Beyond lecture capture

The WIMPi team is currently using Panopto for a broad range of applications beyond classroom capture. In addition to lab demonstrations and exercises, they’ve begun developing video FAQs, recording student presentations, and documenting graduate student technical competencies.

Professor Fedel has had remarkable success using Panopto to improve the quality of his students’ lab work. “Students practice at home before they get to lab. When they come into the laboratory, they’re much more proficient at what they’re doing because they’ve already seen it done. I give them practice exercises they can do at home, and they can replay the demonstration as often as they need.”

The EMU Orthotics and Prosthetics program is moving toward the use of Panopto for all of its courses, with both instructors and students creating recordings. Professor Fedel made it a requirement of every student in his classes to create at least two recordings per semester, which will remain in their digital portfolio as evidence of their performance. Subsequent releases of Panopto include student drop boxes, which combined with the recording features in Panopto’s mobile apps, have made this workflow even easier.
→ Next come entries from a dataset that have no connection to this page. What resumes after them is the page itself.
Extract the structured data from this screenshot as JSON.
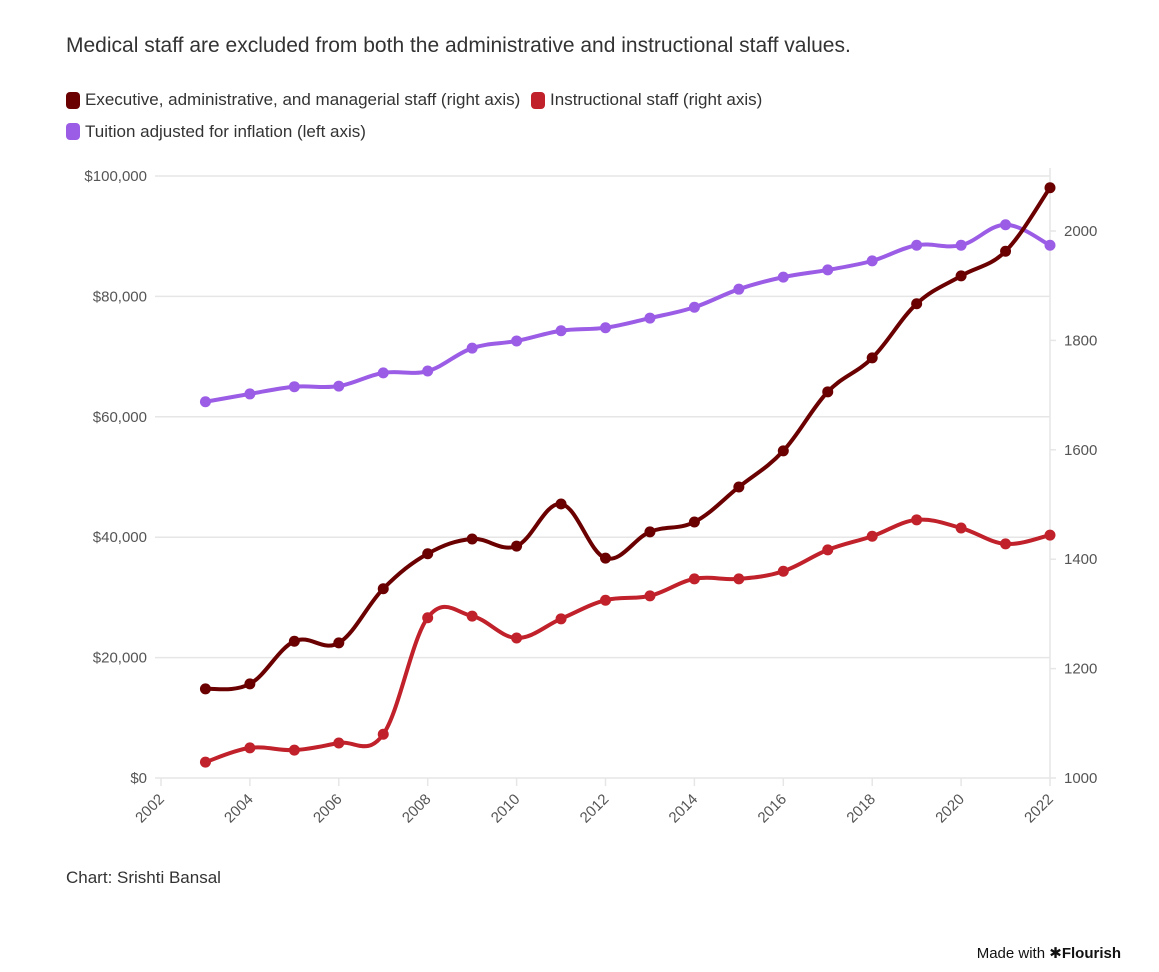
{
  "subtitle": "Medical staff are excluded from both the administrative and instructional staff values.",
  "legend": [
    {
      "label": "Executive, administrative, and managerial staff (right axis)",
      "color": "#6b0000"
    },
    {
      "label": "Instructional staff (right axis)",
      "color": "#c0212a"
    },
    {
      "label": "Tuition adjusted for inflation (left axis)",
      "color": "#9b5de5"
    }
  ],
  "credit": "Chart: Srishti Bansal",
  "made_with": {
    "prefix": "Made with",
    "brand": "Flourish",
    "icon": "asterisk-icon"
  },
  "chart_data": {
    "type": "line",
    "title": "",
    "xlabel": "",
    "x": [
      2003,
      2004,
      2005,
      2006,
      2007,
      2008,
      2009,
      2010,
      2011,
      2012,
      2013,
      2014,
      2015,
      2016,
      2017,
      2018,
      2019,
      2020,
      2021,
      2022
    ],
    "x_ticks": [
      "2002",
      "2004",
      "2006",
      "2008",
      "2010",
      "2012",
      "2014",
      "2016",
      "2018",
      "2020",
      "2022"
    ],
    "xlim": [
      2002,
      2022
    ],
    "left_axis": {
      "label": "",
      "ylim": [
        0,
        100000
      ],
      "ticks": [
        "$0",
        "$20,000",
        "$40,000",
        "$60,000",
        "$80,000",
        "$100,000"
      ],
      "tick_values": [
        0,
        20000,
        40000,
        60000,
        80000,
        100000
      ]
    },
    "right_axis": {
      "label": "",
      "ylim": [
        1000,
        2100
      ],
      "ticks": [
        "1000",
        "1200",
        "1400",
        "1600",
        "1800",
        "2000"
      ],
      "tick_values": [
        1000,
        1200,
        1400,
        1600,
        1800,
        2000
      ]
    },
    "grid": true,
    "legend_position": "top-left",
    "series": [
      {
        "name": "Executive, administrative, and managerial staff (right axis)",
        "axis": "right",
        "color": "#6b0000",
        "values": [
          1163,
          1172,
          1250,
          1247,
          1346,
          1410,
          1437,
          1424,
          1501,
          1402,
          1450,
          1468,
          1532,
          1598,
          1706,
          1768,
          1867,
          1918,
          1963,
          2079
        ]
      },
      {
        "name": "Instructional staff (right axis)",
        "axis": "right",
        "color": "#c0212a",
        "values": [
          1029,
          1055,
          1051,
          1064,
          1080,
          1293,
          1296,
          1256,
          1291,
          1325,
          1333,
          1364,
          1364,
          1378,
          1417,
          1442,
          1472,
          1457,
          1428,
          1444
        ]
      },
      {
        "name": "Tuition adjusted for inflation (left axis)",
        "axis": "left",
        "color": "#9b5de5",
        "values": [
          62500,
          63800,
          65000,
          65100,
          67300,
          67600,
          71400,
          72600,
          74300,
          74800,
          76400,
          78200,
          81200,
          83200,
          84400,
          85900,
          88500,
          88500,
          91900,
          88500
        ]
      }
    ]
  }
}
In addition to student recordings, the Graduate Orthotics and Prosthetics program has begun using Panopto to test their candidates’ competence in a range of acquired skills. This video documentation of proficiency will also remain in the students’ digital portfolios for use on the job market and later in their professional careers.

With the implementation of student recording and proficiency documentation, Frank J. Fedel and the WIMPi project have come full circle in some important ways. They have successfully flipped from lecture-heavy classes with a preponderance of one-way communication, to interactive classes with both faculty and students creating digital resources for the future development of EMU students. Professor Fedel’s current project is the technical integration of Panopto into his laboratory for recording experimental progress of new orthotic designs, which will no doubt be worthy of its own case study.